The Twilight Zone
My buddy Noel and I were talking this week about the rising cost of fuel, unemployment, President Obama’s actions in Asia, rising gold prices, crashing housing prices, and “Dancing with the Stars”. I said it felt like we were in the “The Twilight Zone”. You see, Noel and I are the same age as each other, born in 1967. I commented that we grew up with Gene Cernan hitting golf balls on the moon and promises of us living there someday. We were influenced by TV re-runs like “The Brady Bunch”, “Leave it to Beaver”, and “Andy Griffith”. The 1970’s had the gas crunch, Nixon going to China, the Bicentennial, Jimmy Carter, and the Iranian Hostage crisis. As we entered high school Reagan protected us from the Soviets, and the Big 3 auto companies saved themselves from the Japanese. In college Bush 1 continued the legacy of Reagan and we graduated to a healthy job market. Clinton first scared us with Hillarycare and reinvented himself to ultimately steer a healthy economy where everyone talked dotcoms, and knew Peter Lynch’s name; investment returns less than 15% were despised.
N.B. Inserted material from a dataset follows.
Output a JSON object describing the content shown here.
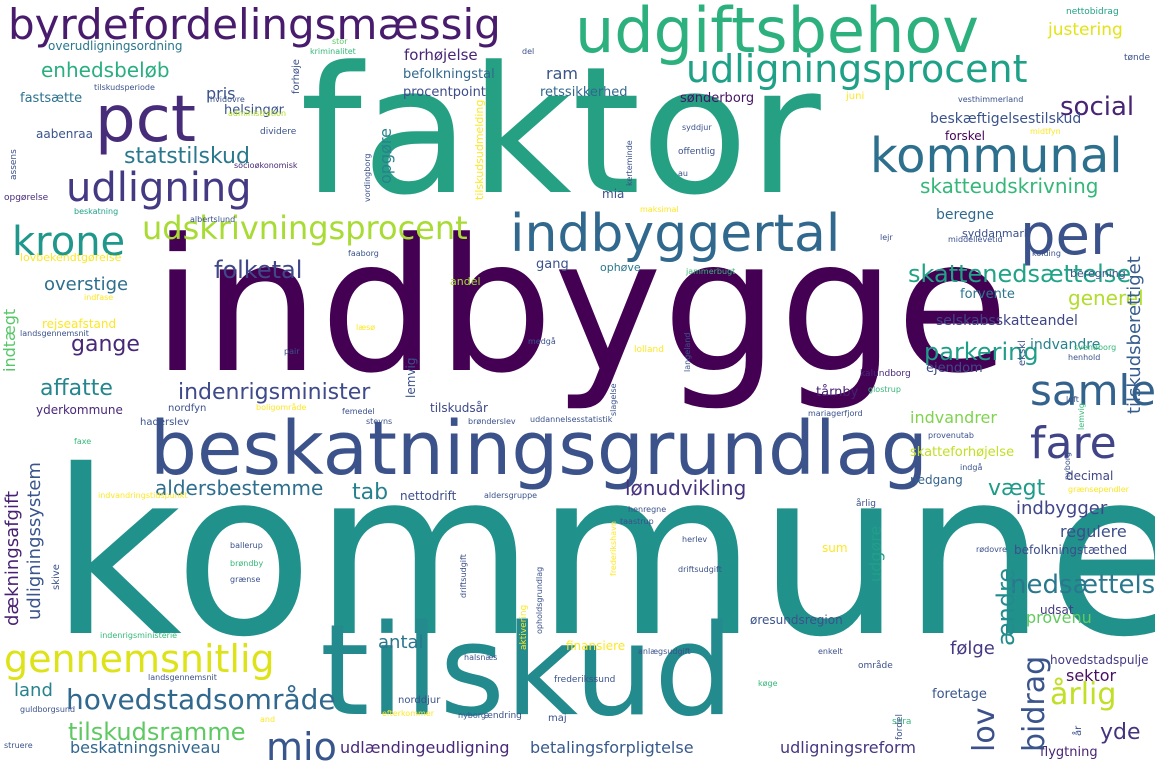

Even as we partied like it was 1999, life remained good, our careers flourished, and although terrorism was new to our shores, we all jumped on the real estate rocket ship.
Today I feel like a character in the Twilight Zone: I lost my job, like Donald Trump sold real estate at a loss, shed assets like “The Biggest Loser”, have watched two elections with dismay wondering how some get reelected and others lost, and been puzzled by the bank mess and healthcare. On television gay characters perpetuate, obesity delights, and sitcom dialogue offends. I used to love air travel, but George Bush created a Gestapo security force requiring me to show papers, remove my shoes, and in the latest round choose radiation or molestation to board a plane. My president claims Islam was the light of the world, but yet the followers of this political radicalism have killed over 3,100 Americans in the last decade, many on our own soil. America manufactures nothing, we regurgitate services, and our economy is fueled by debt and consumption; there are no jobs and it will take 20 years to recover the 8 million lost over the last three years. Last week the central bank announced it will print money until our economy is fixed, another crazy scheme parallel to the Fed’s efforts of the Great Depression. My only explanation is we are waiting for Rod Serling to step from behind a tree saying, “That’s the signpost up ahead – your next stop, The Twilight Zone!”